Vgl. Wutanfälle bei Kleinkindern sowie Wut bei Kindern
Umso wichtiger ist es für Eltern mit ADHS-Kindern, diese veränderte Bedürfnissprache zu kennen und zu verstehen. Vgl. auch AD(H)S bei Kindern
Eine typische Szene mit ADHS-Kind
Es ist Abend und die Eltern sitzen zusammen mit ihrem Kind am Esstisch. Die 6-jährige Lara hat ADHS und strotzt nur vor Energie. Während alle zu essen beginnen, rutscht sie auf ihrem Sitz ungeduldig hin und her. Lara stürzt fast vom Stuhl, als sie plötzlich aufspringt, weil ein Auto draußen hupt und sie unbedingt zum Fenster laufen möchte, um die vorbeifahrenden Autos zu betrachten.
Die Eltern rufen sie zurück an den Tisch und bitten sie, sich wieder zu setzen und langsam zu essen. Lara greift nach ihrem Brot und stopft sich so viel davon in den Mund, dass sie kaum essen kann.
Geduldig erklären die Eltern ihr erneut, kleine Bissen zu nehmen und gründlich zu kauen.

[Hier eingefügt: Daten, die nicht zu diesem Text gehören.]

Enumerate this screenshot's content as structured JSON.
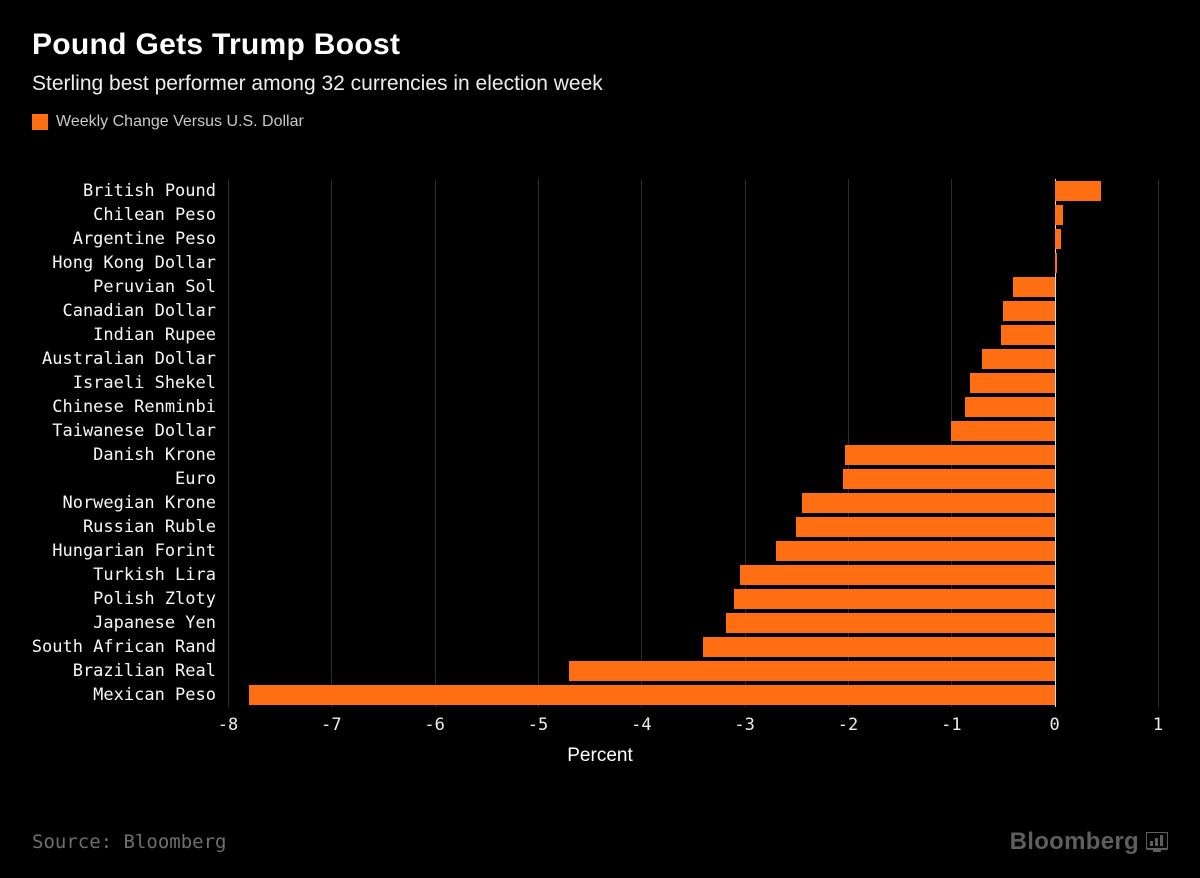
{
  "header": {
    "title": "Pound Gets Trump Boost",
    "subtitle": "Sterling best performer among 32 currencies in election week"
  },
  "legend": {
    "label": "Weekly Change Versus U.S. Dollar",
    "swatch_color": "#ff6e12"
  },
  "chart_data": {
    "type": "bar",
    "orientation": "horizontal",
    "title": "Pound Gets Trump Boost",
    "subtitle": "Sterling best performer among 32 currencies in election week",
    "series_name": "Weekly Change Versus U.S. Dollar",
    "categories": [
      "British Pound",
      "Chilean Peso",
      "Argentine Peso",
      "Hong Kong Dollar",
      "Peruvian Sol",
      "Canadian Dollar",
      "Indian Rupee",
      "Australian Dollar",
      "Israeli Shekel",
      "Chinese Renminbi",
      "Taiwanese Dollar",
      "Danish Krone",
      "Euro",
      "Norwegian Krone",
      "Russian Ruble",
      "Hungarian Forint",
      "Turkish Lira",
      "Polish Zloty",
      "Japanese Yen",
      "South African Rand",
      "Brazilian Real",
      "Mexican Peso"
    ],
    "values": [
      0.45,
      0.08,
      0.06,
      0.02,
      -0.4,
      -0.5,
      -0.52,
      -0.7,
      -0.82,
      -0.87,
      -1.0,
      -2.03,
      -2.05,
      -2.45,
      -2.5,
      -2.7,
      -3.05,
      -3.1,
      -3.18,
      -3.4,
      -4.7,
      -7.8
    ],
    "xlabel": "Percent",
    "ylabel": "",
    "xlim": [
      -8,
      1
    ],
    "xticks": [
      -8,
      -7,
      -6,
      -5,
      -4,
      -3,
      -2,
      -1,
      0,
      1
    ],
    "grid": true,
    "legend_position": "top-left",
    "colors": {
      "bar": "#ff6e12",
      "grid": "#2e2e2e",
      "zero_line": "#d9d9d9",
      "background": "#000000",
      "text": "#ffffff"
    }
  },
  "footer": {
    "source": "Source: Bloomberg",
    "logo_text": "Bloomberg",
    "logo_icon": "bloomberg-chart-icon"
  }
}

Doch noch bevor das Mädchen den ersten Happen heruntergeschluckt hat, sieht sie das Glas mit Apfelsaft am anderen Ende des Tisches und klettert quer über den Tisch, um es zu erreichen. Im Tumult kippt sie alle Gläser auf dem Tisch um. Schnell wischen ihre Eltern den Tisch, das Geschirr und den Boden sauber.
Zurück auf ihrem Stuhl hat Lara schon die nächste Idee: Sie beginnt, ihre Erbsen über den Tisch zu rollen, um ein Spiel daraus zu machen. Ihre Mutter erinnert sie sanft daran, das Essen auf dem Teller zu lassen. Die Eltern konzentrieren sich darauf, das Abendessen fortzusetzen.
Aber nur 5 Minuten später springt Lara wieder auf und rennt in ihr Zimmer, um ihre Lieblingspuppe zu holen. Sie kommt zurück, setzt die Puppe neben sich auf den Stuhl und beginnt, so zu tun, als würde die Puppe auch essen. Ihre Fantasie kennt keine Grenzen.
Als sie ihre Hände ankleckert, saust sie ins Bad, um sich die Hände zu waschen, wo sie dann so vom Wasser fasziniert ist, das aus dem Wasserhahn kommt, dass sie alles um sich vergisst. Ihre Eltern rufen sie zurück an den Tisch …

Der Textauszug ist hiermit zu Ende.